Before you say, "It's all good," let's look at some research about high media multitasking and the brain. Then I'll share with you the one word that can recharge your brain quickly.
If you think you are a great multitasker, you may be surprised to learn about what it does to the brain. Three Stanford University researchers tested the proposition that students can effectively perform a high-tech juggling act of multitasking, such as sending emails or text messages while trying to study or watch a television program. A group of 100 students was put through a series of three tests. Researchers developed a media multi-tasking index questionnaire to distinguish heavy media multitaskers (HMM) from light media multitaskers (LMM). According to the study, the baseline for media use was based on “the mean number of media a person simultaneously consumes.”
Did HMMs pay a cognitive price for their attempts to split attention and concentration? It turned out that they did, and the price was steep. In fact, the chronic HMMs couldn’t keep information separate in their minds. They couldn’t filter out irrelevant information or organize their memories effectively. On all three tests, the HMMs underperformed compared to the LMMs.
The One Word to Restore Core Attention and Refresh the Brain
It is my belief that critical wiring in the brain for interpersonal relationships is also being short-circuited by multitasking and a barrage of sensory and media assaults on core awareness. Our attention is being splintered and fragmented, and the prefrontal cortex—that “reflect” part of the brain responsible for enhancing face-to-face personal contact and genuine interpersonal dialogue—is being sacrificed on the altar of time and speed consolidation. COVID-19 may become known as the turning point that keeps us in a brain-drained, multi-tasking and face-buried-in-the-screen mode.

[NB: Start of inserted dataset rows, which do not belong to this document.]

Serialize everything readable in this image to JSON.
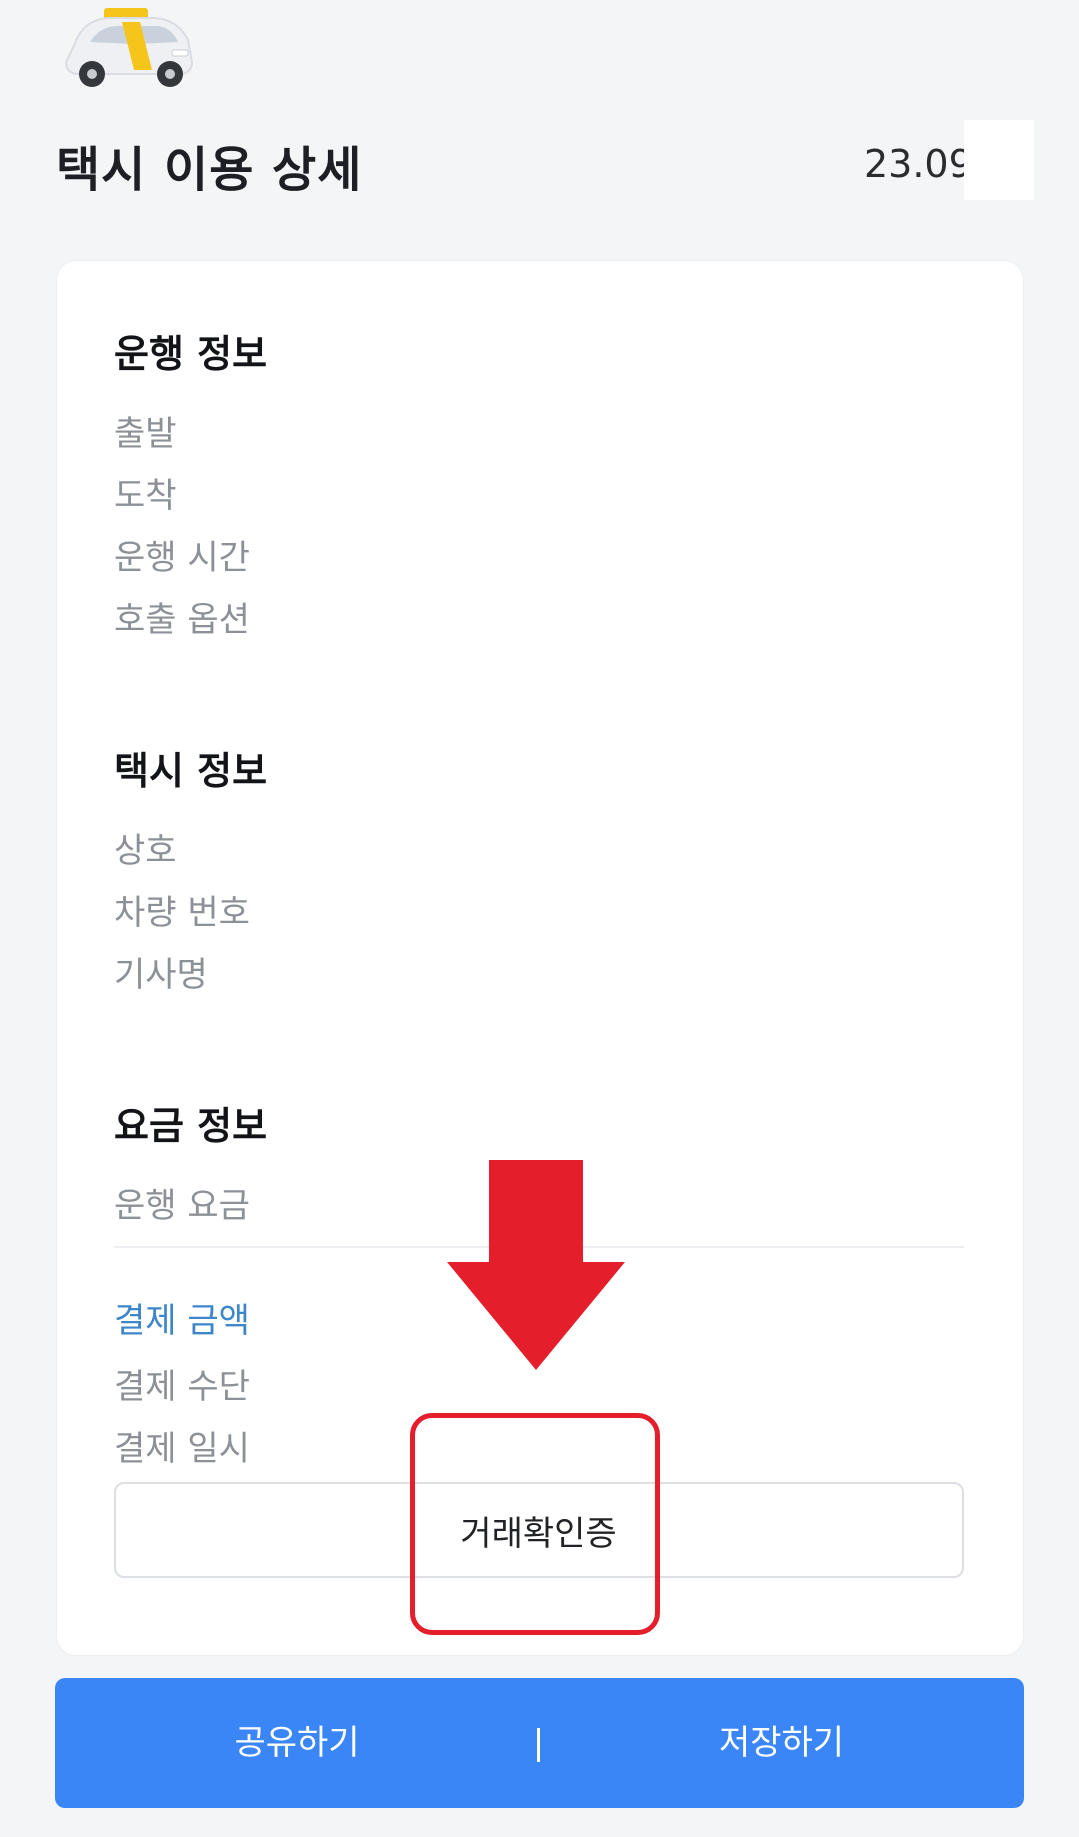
{
  "header": {
    "title": "택시 이용 상세",
    "date": "23.09",
    "icon": "taxi-icon"
  },
  "sections": {
    "trip": {
      "title": "운행 정보",
      "labels": [
        "출발",
        "도착",
        "운행 시간",
        "호출 옵션"
      ]
    },
    "taxi": {
      "title": "택시 정보",
      "labels": [
        "상호",
        "차량 번호",
        "기사명"
      ]
    },
    "fare": {
      "title": "요금 정보",
      "fare_label": "운행 요금",
      "payment_amount_label": "결제 금액",
      "payment_method_label": "결제 수단",
      "payment_date_label": "결제 일시"
    }
  },
  "receipt_button": {
    "label": "거래확인증"
  },
  "bottom_bar": {
    "share_label": "공유하기",
    "separator": "|",
    "save_label": "저장하기"
  },
  "colors": {
    "background": "#f4f5f7",
    "accent_blue": "#3b86f7",
    "payment_amount_label": "#3d86c9",
    "annotation_red": "#e41e2b"
  }
}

The good news? It doesn't have to be that way thanks to the "one word" I referred to in the title. That word is Nature.
Work in the field of Attention Restoration Theory was developed in the 1980s by two psychologists, Rachel and Stephen Kaplan. Their research and the work of others now shows that nature quickly restores depleted mental energy and the ability to feel refreshed and concentrate again. In other words, it helps you to think more clearly, as well as makes space for greater creativity.
No wonder we intuitively know that going in nature helps to "clear our heads." This lets the brain pause and deeply immerse itself in nature's many colors and shapes. For example, there are thousands of natural shades of green that soothe the brain. Keep in mind, too, that going into nature, even for a short walk, changes your environment. Even a change of context is valuable for recharging.

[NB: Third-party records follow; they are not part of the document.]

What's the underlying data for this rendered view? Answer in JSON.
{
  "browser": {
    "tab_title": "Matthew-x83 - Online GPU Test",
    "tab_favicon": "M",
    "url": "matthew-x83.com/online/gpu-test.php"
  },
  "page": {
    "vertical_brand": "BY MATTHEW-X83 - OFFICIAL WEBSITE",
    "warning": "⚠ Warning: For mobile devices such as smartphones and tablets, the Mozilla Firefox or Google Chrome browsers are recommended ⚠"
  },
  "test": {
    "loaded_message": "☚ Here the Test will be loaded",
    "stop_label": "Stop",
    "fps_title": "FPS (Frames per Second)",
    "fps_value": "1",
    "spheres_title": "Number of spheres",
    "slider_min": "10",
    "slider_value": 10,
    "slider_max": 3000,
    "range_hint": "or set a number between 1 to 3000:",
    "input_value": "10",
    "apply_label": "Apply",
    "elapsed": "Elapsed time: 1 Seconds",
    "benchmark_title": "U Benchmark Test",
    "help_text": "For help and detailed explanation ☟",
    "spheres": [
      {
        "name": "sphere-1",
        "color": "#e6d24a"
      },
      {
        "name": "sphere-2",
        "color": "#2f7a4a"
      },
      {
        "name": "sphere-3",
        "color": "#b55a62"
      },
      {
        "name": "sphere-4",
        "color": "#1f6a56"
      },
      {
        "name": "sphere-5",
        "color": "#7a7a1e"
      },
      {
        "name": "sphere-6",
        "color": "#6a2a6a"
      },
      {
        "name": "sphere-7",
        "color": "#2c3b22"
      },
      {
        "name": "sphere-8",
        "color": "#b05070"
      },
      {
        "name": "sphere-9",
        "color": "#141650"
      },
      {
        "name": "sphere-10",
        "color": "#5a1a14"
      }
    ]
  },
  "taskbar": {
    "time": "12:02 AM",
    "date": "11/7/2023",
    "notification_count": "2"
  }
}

Here's an easy practice for recharging and reversing brain drain:
- Take at least a 5-minute walk in nature, or sit and look at nature for 5 minutes.
- Look out as far as you can, at the horizon or the sky. What is the furthest natural sight you can see? Allow yourself to settle in to the spaciousness before you.
- Look at something natural in detail. Take off the old filters and look at some small thing—a leaf, a blade of grass, a pebble, a flower, a butterfly—in as much detail as you can. Steep yourself in the experience as you re-discover the childlike awe and wonder you once had when seeing nature for the first time.
I hope you enjoy unplugging with the wonder and healing power of Nature. How marvelous.